S-4880-119
Read twice and referred to the Committee on the Judiciary.
Sponsored by Mike Rounds (R-SD)
What it does
This bill would add a new federal criminal statute (18 U.S.C. § 1532) prohibiting physicians from performing what it defines as a "dismemberment abortion" — a procedure in which an unborn child is removed from the uterus piece by piece using clamps, forceps, tongs, scissors, or similar instruments. Violators would face fines and/or up to two years in federal prison. The bill includes a narrow exception when the procedure is necessary to save the life of the mother due to a physical disorder, illness, or injury, but does not include an exception for rape, incest, or the mental health of the mother. It also creates a private civil right of action for the woman or, in the case of a minor, her parent, to sue the physician for damages, including treble damages and attorney's fees.
Who benefits
Pregnant people who, under the bill's framing, are protected from having this procedure performed on them without their full awareness of alternatives, and who gain a civil cause of action against physicians. Parents of minors who undergo the procedure in violation of the ban. Physicians who do not perform this procedure and face no competitive disadvantage from those who do. Anti-abortion advocacy organizations whose policy goals are advanced. Fetuses at the gestational stages at which this procedure is typically performed (generally second trimester).
Who is hurt
Pregnant people who would have chosen this procedure and for whom alternative methods may be medically less suitable, less available, or more costly. Physicians who perform dilation and evacuation (D&E) procedures, who would face criminal liability and civil suits. Abortion providers broadly, who may face increased litigation risk and operational uncertainty. Patients in states with limited abortion access who may have fewer procedural alternatives. People whose pregnancies result from rape or incest, who receive no exception under this bill. People facing serious fetal anomalies incompatible with life, who are not explicitly excepted. Medical schools and residency programs that train physicians in this procedure.
Supporters argue
Supporters argue that the dilation and evacuation procedure is uniquely brutal — involving the live dismemberment of a fetus — and that a civilized society has a compelling interest in prohibiting it regardless of the broader abortion debate. They point to the Supreme Court's ruling in Gonzales v. Carhart (2007), which upheld the federal Partial-Birth Abortion Ban Act on similar grounds, establishing that Congress may prohibit specific abortion methods even without a health exception when medical uncertainty exists. They further contend that the bill's life-of-the-mother exception preserves access in genuine emergencies, and that the civil remedy structure empowers women rather than punishing them.
Opponents argue
Opponents argue that dilation and evacuation is the safest and most common second-trimester abortion method, used in approximately 95% of abortions performed after 15 weeks according to the Guttmacher Institute, and that banning it would effectively eliminate safe second-trimester abortion access rather than merely restricting one technique. They contend the bill's lack of exceptions for rape, incest, fetal anomaly, or maternal mental health imposes severe burdens on vulnerable patients. They further argue that post-Dobbs, the constitutional landscape has shifted in ways that may invite broader restrictions, but that the absence of a health exception raises serious questions under existing precedent from Stenberg v.
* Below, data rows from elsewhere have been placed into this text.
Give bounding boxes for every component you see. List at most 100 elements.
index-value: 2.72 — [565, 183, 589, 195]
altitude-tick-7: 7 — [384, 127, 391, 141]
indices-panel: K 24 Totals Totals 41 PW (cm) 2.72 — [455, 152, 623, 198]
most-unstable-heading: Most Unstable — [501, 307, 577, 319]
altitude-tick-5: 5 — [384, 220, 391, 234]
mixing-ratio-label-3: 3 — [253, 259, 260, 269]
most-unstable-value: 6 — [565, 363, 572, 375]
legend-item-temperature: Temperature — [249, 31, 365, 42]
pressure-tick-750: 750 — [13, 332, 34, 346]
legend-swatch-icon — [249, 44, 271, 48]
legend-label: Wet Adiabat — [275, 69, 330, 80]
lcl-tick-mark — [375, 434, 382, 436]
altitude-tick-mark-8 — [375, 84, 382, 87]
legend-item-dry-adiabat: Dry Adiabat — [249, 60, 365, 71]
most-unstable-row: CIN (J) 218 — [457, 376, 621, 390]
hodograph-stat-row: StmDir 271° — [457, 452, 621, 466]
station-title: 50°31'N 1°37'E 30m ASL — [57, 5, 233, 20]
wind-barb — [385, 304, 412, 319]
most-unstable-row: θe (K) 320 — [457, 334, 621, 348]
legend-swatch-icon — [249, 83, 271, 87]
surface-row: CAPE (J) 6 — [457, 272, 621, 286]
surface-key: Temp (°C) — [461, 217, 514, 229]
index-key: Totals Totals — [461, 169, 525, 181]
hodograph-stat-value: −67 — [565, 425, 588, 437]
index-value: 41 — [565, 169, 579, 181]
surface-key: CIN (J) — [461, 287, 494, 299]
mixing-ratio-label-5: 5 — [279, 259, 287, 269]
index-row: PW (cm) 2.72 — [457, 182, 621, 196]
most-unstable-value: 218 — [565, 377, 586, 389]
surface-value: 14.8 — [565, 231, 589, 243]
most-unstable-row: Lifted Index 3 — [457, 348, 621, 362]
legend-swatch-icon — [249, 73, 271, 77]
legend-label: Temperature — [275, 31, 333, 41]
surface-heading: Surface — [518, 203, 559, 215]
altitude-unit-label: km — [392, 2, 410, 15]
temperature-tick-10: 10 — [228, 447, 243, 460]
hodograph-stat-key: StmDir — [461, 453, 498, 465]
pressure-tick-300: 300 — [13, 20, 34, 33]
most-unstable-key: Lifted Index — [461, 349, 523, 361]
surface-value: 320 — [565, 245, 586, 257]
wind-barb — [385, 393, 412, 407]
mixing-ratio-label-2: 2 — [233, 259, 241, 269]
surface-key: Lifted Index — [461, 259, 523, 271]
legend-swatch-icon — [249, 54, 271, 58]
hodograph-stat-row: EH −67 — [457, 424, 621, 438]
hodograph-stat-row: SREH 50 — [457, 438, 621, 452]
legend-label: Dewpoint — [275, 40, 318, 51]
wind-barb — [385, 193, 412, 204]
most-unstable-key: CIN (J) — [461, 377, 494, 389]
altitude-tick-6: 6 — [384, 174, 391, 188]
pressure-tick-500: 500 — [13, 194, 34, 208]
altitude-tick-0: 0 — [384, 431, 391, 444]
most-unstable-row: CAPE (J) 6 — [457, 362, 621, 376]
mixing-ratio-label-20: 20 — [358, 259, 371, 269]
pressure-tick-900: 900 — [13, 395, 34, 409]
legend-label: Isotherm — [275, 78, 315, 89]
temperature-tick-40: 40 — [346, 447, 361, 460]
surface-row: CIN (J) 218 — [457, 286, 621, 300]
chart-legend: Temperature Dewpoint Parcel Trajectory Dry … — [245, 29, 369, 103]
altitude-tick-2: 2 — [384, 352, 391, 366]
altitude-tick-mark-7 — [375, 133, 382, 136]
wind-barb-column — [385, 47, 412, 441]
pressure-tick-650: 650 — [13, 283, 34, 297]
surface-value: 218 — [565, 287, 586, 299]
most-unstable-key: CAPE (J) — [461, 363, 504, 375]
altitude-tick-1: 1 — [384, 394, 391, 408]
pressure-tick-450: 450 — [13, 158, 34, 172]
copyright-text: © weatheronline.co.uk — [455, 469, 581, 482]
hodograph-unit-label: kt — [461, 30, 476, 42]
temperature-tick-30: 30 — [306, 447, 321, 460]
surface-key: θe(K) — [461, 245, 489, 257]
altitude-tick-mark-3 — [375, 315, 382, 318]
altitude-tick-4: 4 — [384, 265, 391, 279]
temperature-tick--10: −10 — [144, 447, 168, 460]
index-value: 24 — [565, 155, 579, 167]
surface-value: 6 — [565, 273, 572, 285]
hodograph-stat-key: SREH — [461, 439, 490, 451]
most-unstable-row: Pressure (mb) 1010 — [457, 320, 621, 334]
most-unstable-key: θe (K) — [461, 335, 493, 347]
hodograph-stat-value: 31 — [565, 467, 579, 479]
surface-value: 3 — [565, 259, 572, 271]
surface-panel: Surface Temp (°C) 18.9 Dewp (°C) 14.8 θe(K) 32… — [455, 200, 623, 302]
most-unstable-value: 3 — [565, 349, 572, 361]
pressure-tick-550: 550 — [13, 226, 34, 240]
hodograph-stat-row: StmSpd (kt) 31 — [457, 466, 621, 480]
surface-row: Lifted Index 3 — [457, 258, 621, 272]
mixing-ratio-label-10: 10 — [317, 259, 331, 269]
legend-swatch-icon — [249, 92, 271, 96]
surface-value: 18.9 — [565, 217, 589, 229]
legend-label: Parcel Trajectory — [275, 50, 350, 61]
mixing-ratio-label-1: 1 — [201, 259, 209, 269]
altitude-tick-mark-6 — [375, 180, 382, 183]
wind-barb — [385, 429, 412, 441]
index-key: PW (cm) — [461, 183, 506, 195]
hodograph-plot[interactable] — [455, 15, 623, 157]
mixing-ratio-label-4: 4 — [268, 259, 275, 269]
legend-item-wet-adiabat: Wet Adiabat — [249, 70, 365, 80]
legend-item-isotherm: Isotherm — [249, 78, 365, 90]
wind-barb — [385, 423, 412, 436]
Carhart (2000), which struck down a similar state ban for lacking such an exception.
Constitutional context
Post-Dobbs v. Jackson Women's Health Organization (2022), there is no longer a federal constitutional right to abortion, and the authority to regulate abortion has been returned to legislatures. However, the bill's lack of a maternal health exception may still face challenge under Stenberg v. Carhart (2000), which struck down a Nebraska partial-birth abortion ban partly for lacking a health exception — though Gonzales v. Carhart (2007) later narrowed that requirement. The bill also invokes the Commerce Clause ("in or affecting interstate or foreign commerce") as its jurisdictional hook, consistent with how the existing Partial-Birth Abortion Ban Act (18 U.S.C. § 1531) was structured and upheld.
Checks and balances
Congress gains authority to criminalize a specific medical procedure performed by physicians; the Executive Branch (DOJ) would enforce criminal penalties; federal courts would adjudicate both criminal prosecutions and civil suits, and would serve as the primary check on the law's constitutionality and scope.
Historical precedent
The federal Partial-Birth Abortion Ban Act of 2003 (18 U.S.C. § 1531) similarly prohibited a specific abortion procedure and was upheld by the Supreme Court in Gonzales v. Carhart (2007), providing the closest direct analogue to this bill's structure and approach.